Allahu Akbar – Allahu Akbar – Allahu Akbar – Wa lillahil hamd. Takbir telah berkumandang yang menandakan Idul Fitri didepan mata. Idul Fitri ini adalah pertanda melangkahnya kita kepada tingkatan manusia yang baru, manusia yang lebih sempurna secara jiwa. Kedewasaan rakyat akan semakin memperkuat Indonesia di percaturan dunia, karena rakyat adalah tumpuan utama kemajuan bangsa.

Kemerdekaan tidaklah dengan mudah dicapai tanpa adanya kedewasaan dalam diri rakyat Indonesia. Kedewasaan itu harus dibangun lewat ujian dan pengorbanan tiada henti. Bung Hatta pernah mengingatkan bahwa rakyat Indonesia haruslah bertanggung jawab, mandiri serta kenal hak dan kewajiban.
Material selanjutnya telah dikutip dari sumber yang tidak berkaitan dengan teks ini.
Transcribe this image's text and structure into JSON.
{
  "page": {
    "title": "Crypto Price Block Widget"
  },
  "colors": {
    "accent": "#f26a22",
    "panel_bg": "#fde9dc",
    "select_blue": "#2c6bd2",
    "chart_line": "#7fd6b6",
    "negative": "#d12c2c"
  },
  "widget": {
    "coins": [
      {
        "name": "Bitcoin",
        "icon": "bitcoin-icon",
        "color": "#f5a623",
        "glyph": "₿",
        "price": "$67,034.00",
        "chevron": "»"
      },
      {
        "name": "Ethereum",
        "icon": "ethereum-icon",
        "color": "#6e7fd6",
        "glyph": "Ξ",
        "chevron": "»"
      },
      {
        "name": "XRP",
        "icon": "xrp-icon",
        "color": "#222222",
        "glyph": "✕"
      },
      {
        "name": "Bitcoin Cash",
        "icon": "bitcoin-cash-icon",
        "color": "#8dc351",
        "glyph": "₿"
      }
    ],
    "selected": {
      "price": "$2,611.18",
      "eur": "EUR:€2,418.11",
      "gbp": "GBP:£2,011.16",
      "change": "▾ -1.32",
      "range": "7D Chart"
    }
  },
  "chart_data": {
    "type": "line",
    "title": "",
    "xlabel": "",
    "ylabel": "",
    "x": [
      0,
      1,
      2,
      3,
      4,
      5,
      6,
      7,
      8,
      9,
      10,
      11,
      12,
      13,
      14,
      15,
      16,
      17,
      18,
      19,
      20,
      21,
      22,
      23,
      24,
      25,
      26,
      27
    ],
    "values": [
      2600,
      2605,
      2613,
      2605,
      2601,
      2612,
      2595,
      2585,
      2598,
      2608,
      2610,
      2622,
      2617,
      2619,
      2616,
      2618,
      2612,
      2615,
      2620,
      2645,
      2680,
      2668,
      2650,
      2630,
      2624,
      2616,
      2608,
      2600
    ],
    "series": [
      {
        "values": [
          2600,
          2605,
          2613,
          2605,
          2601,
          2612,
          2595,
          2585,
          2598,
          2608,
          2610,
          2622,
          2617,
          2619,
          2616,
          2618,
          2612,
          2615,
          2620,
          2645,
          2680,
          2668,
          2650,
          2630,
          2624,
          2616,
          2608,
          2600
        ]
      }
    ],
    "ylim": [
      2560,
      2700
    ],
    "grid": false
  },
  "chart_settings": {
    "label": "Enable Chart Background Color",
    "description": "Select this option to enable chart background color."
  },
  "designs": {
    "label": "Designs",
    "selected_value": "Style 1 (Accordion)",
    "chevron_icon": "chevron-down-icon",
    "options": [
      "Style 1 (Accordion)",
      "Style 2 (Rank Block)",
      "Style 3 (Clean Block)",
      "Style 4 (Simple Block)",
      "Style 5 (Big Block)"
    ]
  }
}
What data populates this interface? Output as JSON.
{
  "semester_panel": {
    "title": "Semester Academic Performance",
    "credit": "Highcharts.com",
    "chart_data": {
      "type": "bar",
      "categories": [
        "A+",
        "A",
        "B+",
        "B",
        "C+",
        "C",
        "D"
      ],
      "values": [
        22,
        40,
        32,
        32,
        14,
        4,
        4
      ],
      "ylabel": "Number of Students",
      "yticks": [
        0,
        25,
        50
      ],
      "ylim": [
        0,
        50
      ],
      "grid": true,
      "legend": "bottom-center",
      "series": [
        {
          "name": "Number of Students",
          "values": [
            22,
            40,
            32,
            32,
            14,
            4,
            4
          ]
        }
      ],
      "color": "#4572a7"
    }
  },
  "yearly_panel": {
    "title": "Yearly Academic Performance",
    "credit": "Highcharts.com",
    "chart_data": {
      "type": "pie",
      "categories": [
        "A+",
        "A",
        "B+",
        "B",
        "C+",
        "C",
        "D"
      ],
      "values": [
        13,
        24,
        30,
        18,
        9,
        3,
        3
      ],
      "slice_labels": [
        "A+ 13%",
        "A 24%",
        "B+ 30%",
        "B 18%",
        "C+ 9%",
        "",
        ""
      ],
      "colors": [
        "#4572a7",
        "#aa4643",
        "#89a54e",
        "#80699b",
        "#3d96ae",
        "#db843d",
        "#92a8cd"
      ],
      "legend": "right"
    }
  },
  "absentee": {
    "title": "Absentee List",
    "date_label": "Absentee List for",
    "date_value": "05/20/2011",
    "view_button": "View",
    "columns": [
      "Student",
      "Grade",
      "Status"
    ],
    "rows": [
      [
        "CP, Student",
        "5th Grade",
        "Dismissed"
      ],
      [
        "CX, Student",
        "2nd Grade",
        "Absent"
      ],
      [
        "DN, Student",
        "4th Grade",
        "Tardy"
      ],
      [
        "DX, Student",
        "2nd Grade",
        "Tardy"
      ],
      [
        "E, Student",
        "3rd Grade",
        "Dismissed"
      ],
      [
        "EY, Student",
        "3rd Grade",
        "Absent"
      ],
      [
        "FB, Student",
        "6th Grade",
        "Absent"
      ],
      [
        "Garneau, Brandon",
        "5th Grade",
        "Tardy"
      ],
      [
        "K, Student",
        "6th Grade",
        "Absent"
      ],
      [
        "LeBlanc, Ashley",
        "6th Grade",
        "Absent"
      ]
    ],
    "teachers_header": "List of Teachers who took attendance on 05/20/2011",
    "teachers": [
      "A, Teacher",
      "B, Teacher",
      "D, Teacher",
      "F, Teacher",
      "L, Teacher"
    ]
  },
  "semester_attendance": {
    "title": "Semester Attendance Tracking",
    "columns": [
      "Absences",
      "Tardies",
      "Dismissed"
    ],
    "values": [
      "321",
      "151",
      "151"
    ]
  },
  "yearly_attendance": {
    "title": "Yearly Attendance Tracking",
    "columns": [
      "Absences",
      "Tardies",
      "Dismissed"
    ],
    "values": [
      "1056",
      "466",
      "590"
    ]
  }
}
Itulah kedewasaan yang harus dicapai dan dikejar oleh bangsa Indonesia.

Walau Bung Hatta telah meninggalkan kita, cita-citanya masih menjadi sebuah pasak yang akan dibangun sebuah bangunan indah diatasnya. Kini ilmu pengetahuan telah berkembang dan terus menerus memperjelas indikator manusia ideal yang harus dikejar setiap bangsa. Tulisan ini bermaksut memberikan gambaran manusia yang diharapkan oleh Bung Hatta dalam konteks kekinian. Sebuah kedewasaan yang akan memberikan Indonesia sebuah kemerdekaan yang sesungguhnya.

 

Dewasa Secara Intelektual

Telah lama ilmuwan menemukan bahwa dewasa secara Intelektual adalah hal yang harus dicapai oleh setiap insan. Maka kita akan menemukan sekolah yang dasar (Taman Kanak-kanak), wajib (SD, SMP dan SMA), tinggi (S1, S2 dan S3). Kini para ahli di berbagai bidang juga membentuk berbagai pelatihan untuk membentuk keahlian bidang yang di buktikan lewat sertivikasi.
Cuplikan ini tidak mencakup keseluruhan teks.